Now our developer needs to know Java, they need to know PostgreSQL and they need to know how to do graphQL They need to know how to write Terraform. They need to know how to debug a Kubernetes cluster. So, so much pressure is right now on a normal developer that the actual essence which is the only code, the code and the design that is not getting that much importance. The platform team is a way of offloading some of that cognitive load to the platform team so that your developer can actually focus on what he wants to do. So when a developer wants to create web applications, their shopping cart application, he should not have to think about, for example, how do I create my Kubernetes cluster, how do I deploy my services? He should have a very nice kind of a flow that okay, he has a repository. He's pushing code on the repository.

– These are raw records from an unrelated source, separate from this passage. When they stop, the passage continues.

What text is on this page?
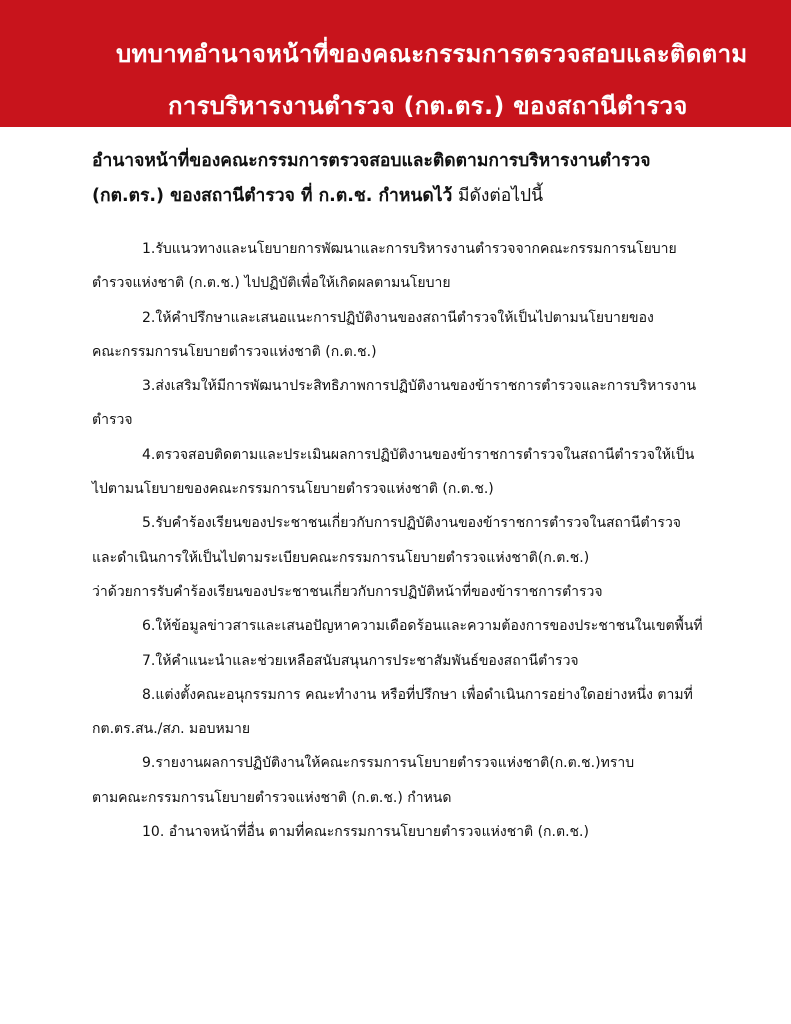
บทบาทอำนาจหน้าที่ของคณะกรรมการตรวจสอบและติดตาม
การบริหารงานตำรวจ (กต.ตร.) ของสถานีตำรวจ
อำนาจหน้าที่ของคณะกรรมการตรวจสอบและติดตามการบริหารงานตำรวจ
(กต.ตร.) ของสถานีตำรวจ ที่ ก.ต.ช. กำหนดไว้ มีดังต่อไปนี้
1.รับแนวทางและนโยบายการพัฒนาและการบริหารงานตำรวจจากคณะกรรมการนโยบาย
ตำรวจแห่งชาติ (ก.ต.ช.) ไปปฏิบัติเพื่อให้เกิดผลตามนโยบาย
2.ให้คำปรึกษาและเสนอแนะการปฏิบัติงานของสถานีตำรวจให้เป็นไปตามนโยบายของ
คณะกรรมการนโยบายตำรวจแห่งชาติ (ก.ต.ช.)
3.ส่งเสริมให้มีการพัฒนาประสิทธิภาพการปฏิบัติงานของข้าราชการตำรวจและการบริหารงานตำรวจ
4.ตรวจสอบติดตามและประเมินผลการปฏิบัติงานของข้าราชการตำรวจในสถานีตำรวจให้เป็น
ไปตามนโยบายของคณะกรรมการนโยบายตำรวจแห่งชาติ (ก.ต.ช.)
5.รับคำร้องเรียนของประชาชนเกี่ยวกับการปฏิบัติงานของข้าราชการตำรวจในสถานีตำรวจ
และดำเนินการให้เป็นไปตามระเบียบคณะกรรมการนโยบายตำรวจแห่งชาติ(ก.ต.ช.)
ว่าด้วยการรับคำร้องเรียนของประชาชนเกี่ยวกับการปฏิบัติหน้าที่ของข้าราชการตำรวจ
6.ให้ข้อมูลข่าวสารและเสนอปัญหาความเดือดร้อนและความต้องการของประชาชนในเขตพื้นที่
7.ให้คำแนะนำและช่วยเหลือสนับสนุนการประชาสัมพันธ์ของสถานีตำรวจ
8.แต่งตั้งคณะอนุกรรมการ คณะทำงาน หรือที่ปรึกษา เพื่อดำเนินการอย่างใดอย่างหนึ่ง ตามที่
กต.ตร.สน./สภ. มอบหมาย
9.รายงานผลการปฏิบัติงานให้คณะกรรมการนโยบายตำรวจแห่งชาติ(ก.ต.ช.)ทราบ
ตามคณะกรรมการนโยบายตำรวจแห่งชาติ (ก.ต.ช.) กำหนด
10. อำนาจหน้าที่อื่น ตามที่คณะกรรมการนโยบายตำรวจแห่งชาติ (ก.ต.ช.)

The code gets pushed into an artifactory kind of the stuff where the artifact will be stored and then deployed by another CICD pipeline. So those add ons that you give the that is again the developer experience. Right. And the platform is giving you by helping you the tools, the footings, the assets on which you build your application. The platform is effectively enabling you to reduce your cognitive load and just focus on what matters to you, which is the code, which is the business value that you get out of the code. Everything else which is different, different. To be very fair,
Cloud also came with the same promise cloud came with the promise that you don't have to focus. But when we actually started using Cloud we saw that even the cloud is much better than on prem you offload a lot of things to the cloud provider still, you have enough stuff you have to worry about. Okay, how do I deploy my code? How do I setup my infrastructure? How do I do monitoring? How do I do authentication? How do use logging? Now, the platform is an abstraction on top of the service provider, the cloud provider, and it's kind of taking care of all of these cross-cutting concerns so that as a developer and as engineer, you can rely on the platform team to do all of this common functionalities and you can just focus on your code. So again, I personally believe platforms are here to stay. Platform is the future and many companies, many big enterprises are investing a lot of money in platforms. For example,
I don't know you were aware of that initiative called PlatformCon. It's growing tremendously every year. I mean, I think last time they had a huge, huge participation. This year it might be even more so. Many people are interested in platforms and I think they are here to stay.
Yes. Thank you. Thank you for the explanation. I think if you want a developer productivity first, you know developer happiness, right. Make it easy for them.
That's really important. Exactly. Thank you so much for sharing your valuable insights today. We really appreciate that. Thank you, Turja. Thank you so much, guys. It's a pleasure.